Fyctia
C23 Do It
J’aurais pu -du ?- me défiler cent fois au cours de cette soirée. Mais je suis resté aimanté à Ava, comme un naufragé à une bouée de sauvetage. Histoire de gratter un peu de temps supplémentaire dans sa bulle, loin de la mienne.
Je ne voulais pas que le film s’arrête. Je ne voulais pas rentrer chez moi, ressassé le passé, le futur, alors, qu’enfin, quelque chose m’arrimait au présent.
Wow. J’essaierais pas de m’autoconvaincre là ? C’est le discours de Lauren qui me remue à ce point ? Où ma bonne conscience qui, pour me faire culpabiliser, projette des paillettes sur mon image d’Ava ?

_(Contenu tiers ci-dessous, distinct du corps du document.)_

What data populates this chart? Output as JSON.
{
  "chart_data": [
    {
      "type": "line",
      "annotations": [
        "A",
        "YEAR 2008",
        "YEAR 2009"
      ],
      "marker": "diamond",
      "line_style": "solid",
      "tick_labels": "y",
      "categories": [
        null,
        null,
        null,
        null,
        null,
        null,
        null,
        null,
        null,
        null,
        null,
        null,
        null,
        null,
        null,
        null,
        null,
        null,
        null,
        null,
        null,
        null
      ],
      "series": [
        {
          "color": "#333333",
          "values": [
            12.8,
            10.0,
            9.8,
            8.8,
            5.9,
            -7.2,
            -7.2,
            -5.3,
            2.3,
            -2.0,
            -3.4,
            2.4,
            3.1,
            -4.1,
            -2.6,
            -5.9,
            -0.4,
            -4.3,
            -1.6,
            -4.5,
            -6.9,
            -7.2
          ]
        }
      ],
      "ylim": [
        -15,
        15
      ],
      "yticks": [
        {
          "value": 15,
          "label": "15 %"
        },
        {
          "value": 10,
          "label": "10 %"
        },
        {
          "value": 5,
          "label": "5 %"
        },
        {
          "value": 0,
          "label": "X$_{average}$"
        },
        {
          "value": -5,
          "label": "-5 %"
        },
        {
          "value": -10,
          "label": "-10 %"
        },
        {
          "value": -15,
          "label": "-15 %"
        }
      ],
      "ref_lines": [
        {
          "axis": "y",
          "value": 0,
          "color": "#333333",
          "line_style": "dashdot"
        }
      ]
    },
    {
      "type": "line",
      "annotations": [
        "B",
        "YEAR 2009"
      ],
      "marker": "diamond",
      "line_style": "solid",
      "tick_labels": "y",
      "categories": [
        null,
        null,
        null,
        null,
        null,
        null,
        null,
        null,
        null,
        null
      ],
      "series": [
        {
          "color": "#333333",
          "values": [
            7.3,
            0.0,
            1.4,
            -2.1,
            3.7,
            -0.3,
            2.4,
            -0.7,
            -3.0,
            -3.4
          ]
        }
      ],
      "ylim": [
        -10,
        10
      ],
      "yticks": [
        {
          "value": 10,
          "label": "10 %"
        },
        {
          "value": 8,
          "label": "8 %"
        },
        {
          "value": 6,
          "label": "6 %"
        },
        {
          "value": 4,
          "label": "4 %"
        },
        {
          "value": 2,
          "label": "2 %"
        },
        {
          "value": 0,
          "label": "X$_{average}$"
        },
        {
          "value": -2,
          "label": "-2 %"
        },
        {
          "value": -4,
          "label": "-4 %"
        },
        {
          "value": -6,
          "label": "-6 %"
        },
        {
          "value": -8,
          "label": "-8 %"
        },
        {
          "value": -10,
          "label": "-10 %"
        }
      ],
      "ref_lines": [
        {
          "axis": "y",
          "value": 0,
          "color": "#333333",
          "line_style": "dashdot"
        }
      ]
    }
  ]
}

Ava qui reluque sa manucure, qui m’embrigade dans son rencard et m’emporte dans ses bagages quand elle décide lever le camp, Ava qui m’oblige à monter sur scène et qui m’attend à la sortie, les lèvres brillantes, le nez légèrement repoudré, Ava et ses collants à motifs, Ava fonceuse, Ava cash, Ava qui agit et qui réfléchit après, Ava qui engueule son monde quand elle stress, Ava et ses références pointues, qui ne servent jamais à blesser, Ava taquine, qui me challenge, me remet en question sans me donner l’impression de passer à la barre, me donne envie de paraître meilleur sans avoir à me déguiser, Ava qui manie la bouteille tel un fleuret, Ava qui boit un peu trop, Ava et ses grands yeux verdorés qui m'invitent à apprendre la plongée sous-marine, Ava qui détourne la tête pour pouffer à mes âneries, Ava qui n’a besoin de personne, Ava qui semble toujours dans la mouise quand même. Ava, cette fille que je connais à peine, mais que je ne veux jamais décevoir.
Et Mimi. Qui l’a suit. Comme un benêt. Et qui s’apprête à faire de la merde -comme parler de lui à la première personne. Mais cette fois, pour la bonne cause.
Car, non. Ce n’était pas que des paillettes.
— T’as une idée en tête ? m’interroge Angèle en ôtant son masque.
— Une idée ? -Sa question a failli me faire sursauter- Comme t’y vas. C’est juste que y’a mon cerveau qu’arrête pas de me spamer de notifs débiles, j’ai l’impression…
De réfléchir à voix haute, déjà.
— J’ai l’impression qu’il veut me faire passer un message.
Des pensées, des visions, des souvenirs, des questions fusent dans mon esprit, comme si tout le bouillonnement de la manifestation chauffait à présent sous ma boite crânienne.
Angèle et Solal échangent un coup d’œil sceptique, tandis que j’enfile le masque de plongée dont la monture en silicone m’arrache tour à tour une grimace et des cheveux.
— Solal, je vais avoir besoin de tes épaules.
Oui, j’ai une « idée » en tête… mais si j’en parle à voix haute, primo : ils vont me prendre pour un fou, deuxio, je vais me prendre pour un fou.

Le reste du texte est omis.